As a fitting start to Black History Month, I’ve been thinking about all the learning I’ve been doing during the COVID year. Much of it has been about racism, the history of race, and unconscious bias. It’s really opened my eyes about a lot of areas for growth in my attitudes and actions, as well as confirming things that have made me uncomfortable my whole life. I’m glad I’m going through all this, and feel more grounded in reality every day.
Now, I’m open to learning about this stuff, even knowing perfectly well that as a human, I’m programmed to detect “others” and be on guard for them. The book I’m currently reading (Sway) makes the point that just because there are things hard-wired into us doesn’t mean we can’t change. It also helps that I hang around with people who are also open to learning about this stuff, want equality for everyone, and are willing to work on it.
But, after hearing my sister tell a story about how surprised she was to find out that someone she liked lived in the alternate reality where many in the US hang out, I got to thinking about how many people are fine and dandy just the way they are, and are not open to changing how they think about others. Complacency seems to be pretty darned common.

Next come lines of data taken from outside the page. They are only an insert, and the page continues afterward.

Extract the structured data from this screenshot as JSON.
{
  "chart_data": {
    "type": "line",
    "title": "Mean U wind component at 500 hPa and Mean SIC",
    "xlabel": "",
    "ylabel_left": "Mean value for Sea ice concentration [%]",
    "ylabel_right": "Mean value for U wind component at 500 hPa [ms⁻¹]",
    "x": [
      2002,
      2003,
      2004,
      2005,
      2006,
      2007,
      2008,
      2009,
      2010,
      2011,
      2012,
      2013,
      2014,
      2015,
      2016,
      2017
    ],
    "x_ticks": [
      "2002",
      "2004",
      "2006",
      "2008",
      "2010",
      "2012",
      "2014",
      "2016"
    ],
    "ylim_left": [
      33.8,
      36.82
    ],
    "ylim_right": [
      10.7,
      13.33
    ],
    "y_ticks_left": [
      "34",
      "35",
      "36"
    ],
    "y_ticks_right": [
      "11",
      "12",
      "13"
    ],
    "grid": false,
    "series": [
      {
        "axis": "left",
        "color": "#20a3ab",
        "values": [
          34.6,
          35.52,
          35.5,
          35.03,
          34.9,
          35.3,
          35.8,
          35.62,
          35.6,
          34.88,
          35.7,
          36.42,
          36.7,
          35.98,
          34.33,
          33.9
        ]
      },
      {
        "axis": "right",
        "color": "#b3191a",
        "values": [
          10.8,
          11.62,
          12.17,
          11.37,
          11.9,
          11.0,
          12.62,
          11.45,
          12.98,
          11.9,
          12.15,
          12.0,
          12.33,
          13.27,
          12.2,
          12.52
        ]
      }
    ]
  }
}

I’m understanding more and more WHY the big divide in the US exists, from a big picture perspective. When you feel a real attachment to your “tribe,” where all your friends, family, and admired celebrities are, the last thing you want to do is not fit in. It’s a lot easier to tell yourself that these people’s beliefs are correct, good, and appropriate from you than to stick out like a sore thumb, get picked on, or even get ostracized from the group (which has happened to a lot of people I know!). Divisiveness pays!
There’s really nothing enticing about being open to changing your views, if all the rewards come from sticking right where you are. My current idea is that, if we want people to change, even a teeny bit, asking them to compromise probably isn’t the right tactic. There needs to be something in it for those folks. It seems to me that if there were some reward for being willing to learn about other points of view and maybe even changing your mind, people might be more willing to put in the effort and sacrifice some comfort for it.
I’m testing my hypothesis by trying to figure out what kind of reward it would take for ME to be more open to listening to the other side. One if family unity. I do listen to certain family members, because I want to keep them in my family more than I want to feel better than them because I’m on the “right” side. Another is satisfying my curiosity. I have always found it useful to figure out what some group is actually about when I have a strong gut reaction. That has helped me learn a lot about Islam, its various types, and the variety of ways it’s expressed. Now, rather than disliking a whole group of people, I only have an issue with a small portion, just the same as I do with Christians, Jews, and others.
But, those seem like rather internally oriented rewards. I wonder if something more physical or tangible would help? What, like getting paid to learn all about Qanon (or whatever that is). That doesn’t work for me. I just want to know where all these ideas about people eating babies come from. I guess I don’t know elite-enough people.
So, I end up at a loss. I can’t think of any reward that would entice someone who’s perfectly happy as a racist, a sexist, a radical religious extremist, or a fascist to want to learn about what people over on my side refer to as “facts.”
Any ideas? Am I entirely off base? What could make people more open to learning about “the other” in their lives? Has anyone read a book that might guide me? (Like I need another book to read…not.)